A gente bem que tentou resistir à empolgação generalizada em torno do filme Avatar, de James Cameron. Mas a repórter Carolina Derivi foi conferir no cinema, gostou do que viu e topou compartilhar aqui algumas das suas impressões:
“Parece impossível que alguém ou alguma coisa faça tanto sucesso sem provocar críticas ferrenhas na mesma proporção. Então vou começar pela crítica mais engraçada que pesquei no Twitter (e agora não consigo mais encontrar o autor): ‘Avatar não passa de uma versão futurística de Pocahontas’.
Isso porque ambos o estrondo de Cameron e o simpático filme da Disney abordam a mesma relação conturbada entre humanidade e seu meio, combinada ao eterno conflito entre a civilização auto-intitulada e outras culturas. Mas não acho que isso seja um problema.
Avatar não é o primeiro filme de inspiração socioambientalista e seguramente não será o último. Não me parece que o filme tenha reempacotado coisas que já foram ditas ou feitas no cinema, tanto quanto fez beber na mesma fonte que sempre nutriu as artes em geral: a contemporaneidade.
O que me fascinou mais foi a quantidade de conexões com a realidade que o SciFi de Avatar provocou em mim enquanto assistia. Pensei muito na Amazônia, nos conflitos entre populações tradicionais e grandes empresas. Por isso não foi nenhuma surpresa quando indígenas da Amazônia equatoriana , mesmo indo ao cinema pela primeira vez a convite de uma ONG local, e com todo o aparato de experiência sensorial inovadora, avaliaram secamente:
‘É similar ao que vivemos, mas para nós não é algo novo’

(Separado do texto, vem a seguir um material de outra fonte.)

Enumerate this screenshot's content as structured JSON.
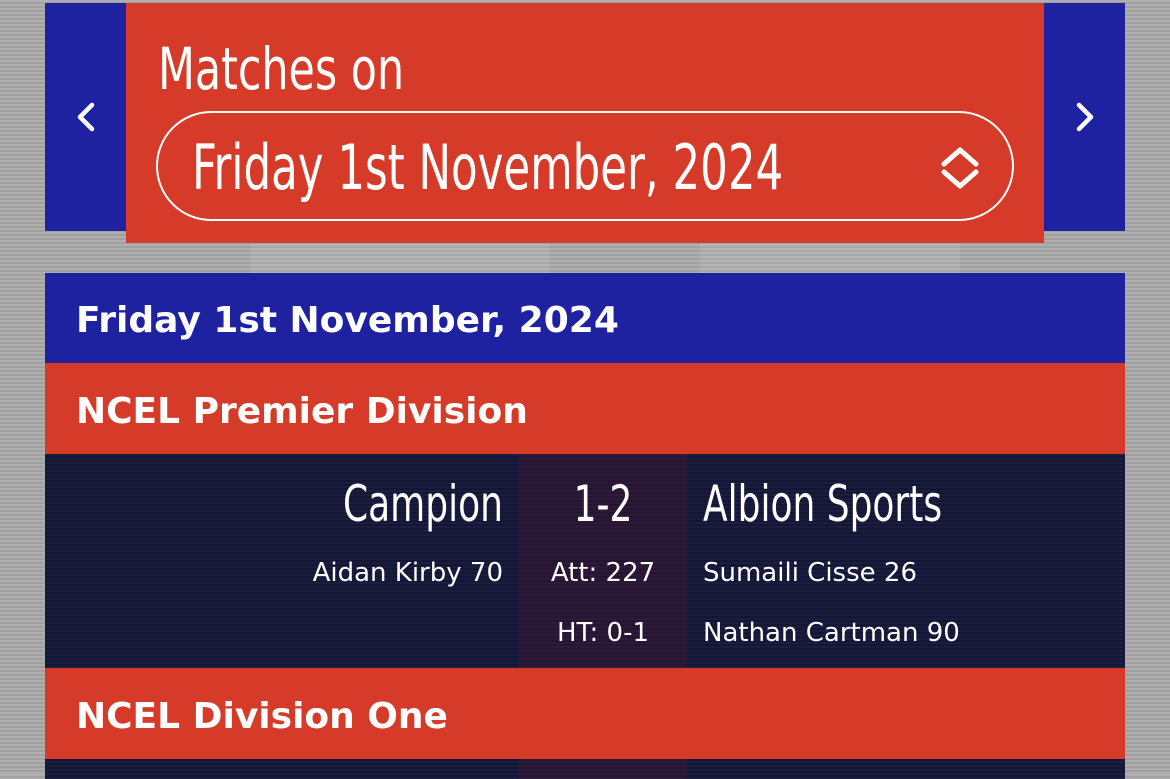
{
  "header": {
    "title": "Matches on",
    "selected_date": "Friday 1st November, 2024",
    "prev_icon": "chevron-left-icon",
    "next_icon": "chevron-right-icon",
    "select_icon": "chevron-up-down-icon"
  },
  "colors": {
    "accent_red": "#d63a28",
    "accent_blue": "#1e22a0",
    "match_background": "#141838"
  },
  "fixtures": {
    "day_label": "Friday 1st November, 2024",
    "divisions": [
      {
        "name": "NCEL Premier Division",
        "matches": [
          {
            "home_team": "Campion",
            "away_team": "Albion Sports",
            "score": "1-2",
            "attendance": "Att: 227",
            "half_time": "HT: 0-1",
            "home_scorers": [
              "Aidan Kirby 70"
            ],
            "away_scorers": [
              "Sumaili Cisse 26",
              "Nathan Cartman 90"
            ]
          }
        ]
      },
      {
        "name": "NCEL Division One",
        "matches": []
      }
    ]
  }
}
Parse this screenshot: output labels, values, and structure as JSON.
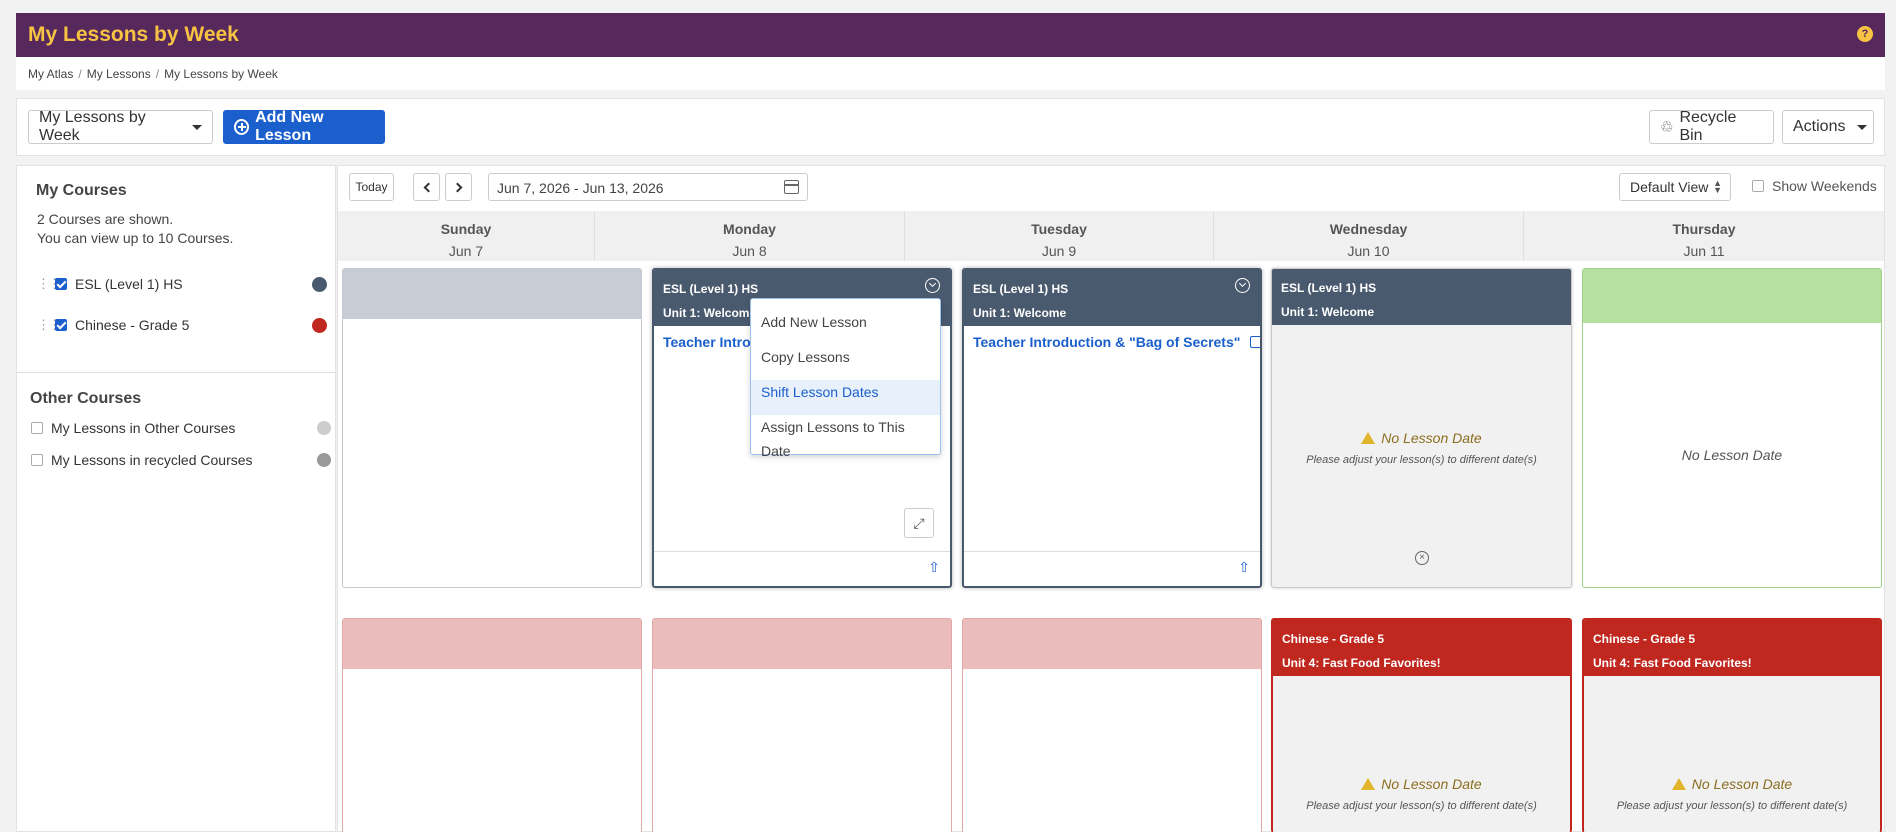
{
  "header": {
    "title": "My Lessons by Week",
    "help_glyph": "?"
  },
  "breadcrumb": [
    "My Atlas",
    "My Lessons",
    "My Lessons by Week"
  ],
  "toolbar": {
    "view_select": "My Lessons by Week",
    "add_lesson": "Add New Lesson",
    "recycle_bin": "Recycle Bin",
    "actions": "Actions"
  },
  "sidebar": {
    "my_courses_title": "My Courses",
    "shown_text": "2 Courses are shown.",
    "limit_text": "You can view up to 10 Courses.",
    "courses": [
      {
        "name": "ESL (Level 1) HS",
        "color": "#4a5a6e",
        "checked": true
      },
      {
        "name": "Chinese - Grade 5",
        "color": "#c0271f",
        "checked": true
      }
    ],
    "other_title": "Other Courses",
    "other_courses": [
      {
        "name": "My Lessons in Other Courses",
        "color": "#cccccc"
      },
      {
        "name": "My Lessons in recycled Courses",
        "color": "#999999"
      }
    ]
  },
  "calendar": {
    "today": "Today",
    "date_range": "Jun 7, 2026 - Jun 13, 2026",
    "view_mode": "Default View",
    "show_weekends": "Show Weekends",
    "days": [
      {
        "name": "Sunday",
        "date": "Jun 7"
      },
      {
        "name": "Monday",
        "date": "Jun 8"
      },
      {
        "name": "Tuesday",
        "date": "Jun 9"
      },
      {
        "name": "Wednesday",
        "date": "Jun 10"
      },
      {
        "name": "Thursday",
        "date": "Jun 11"
      }
    ],
    "esl_course": "ESL (Level 1) HS",
    "esl_unit": "Unit 1: Welcome",
    "lesson_title": "Teacher Introduction & \"Bag of Secrets\"",
    "lesson_title_truncated": "Teacher Introd",
    "chinese_course": "Chinese - Grade 5",
    "chinese_unit": "Unit 4: Fast Food Favorites!",
    "no_lesson_date": "No Lesson Date",
    "adjust_text": "Please adjust your lesson(s) to different date(s)"
  },
  "context_menu": [
    "Add New Lesson",
    "Copy Lessons",
    "Shift Lesson Dates",
    "Assign Lessons to This Date"
  ],
  "colors": {
    "brand": "#56285c",
    "accent": "#f6c343",
    "primary": "#1b5fcc",
    "esl": "#4a5a6e",
    "chinese": "#c0271f"
  }
}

No equador, o embate entre as populações indígenas e a indústria do petróleo já completa décadas, com desdobramentos monstruosos.
Lembrei imediatamente da guerra do Iraque, já que a busca por fontes de energia é o que motiva a cobiça da humanidade sobre a terra de Pandora. Quando um dos personagens exclama atônico, ‘mas são apenas árvores!’, pensei da reprecificação de ativos, tentativa atual de reposicionar o valor das coisas numa linguagem que a humanidade compreende bem: monetária.
Teve gente que viu até uma referência clara ao atentado contra as torres gêmeas, embora eu já ache que qualquer ataque a uma população não militar na telona, agora e por muito tempo, sempre vai nos levar de volta a 11 de setembro…
E em meio a tantas referências políticas, culturais, econômicas e ambientais, acho que o filme provou refinamento ao traduzir a Teoria de Gaia, do ícone ambientalista James Lovelock, segundo a qual a Terra é um único organismo vivo com infinitas conexões. Mais do que isso, a vida conspiraria para sua perpetuidade, garantindo as condições no planeta para tanto.
Por isso, ao contrário dos filmes de aventura comuns, o trabalho de salvar a todos fica menos para o herói e mais para a própria natureza. Outra sinapse: seriam os eventos climáticos extremos alguma espécie de anticorpos destinados a varrer a nós, os vírus, do mapa da vida?
Muita gente considera que efeitos especiais são um tipo de maquiagem feita para encobrir um roteiro ruim e atuação sofrível. Eu, que não manjo quase nada do assunto, digo que cinema é emoção. A emoção que senti ao ver aqueles dinossauros de Jurassik Park (Spielberg, 1993) pela primeira vez no cinema, quando era menina, não fica devendo nada à comoção das conversas, por exemplo, em Antes do Pôr do Sol (Richard Linklater, 2004) –para citar um filme super singelo, tecnicamente. São apenas emoções diferentes.
Ainda assim me pergunto se eu sairia tão embasbacada do cinema se Avatar não tivesse o recurso 3D… Mas, enfim, talvez seja só mais uma reflexão interessante na conta de James Cameron.”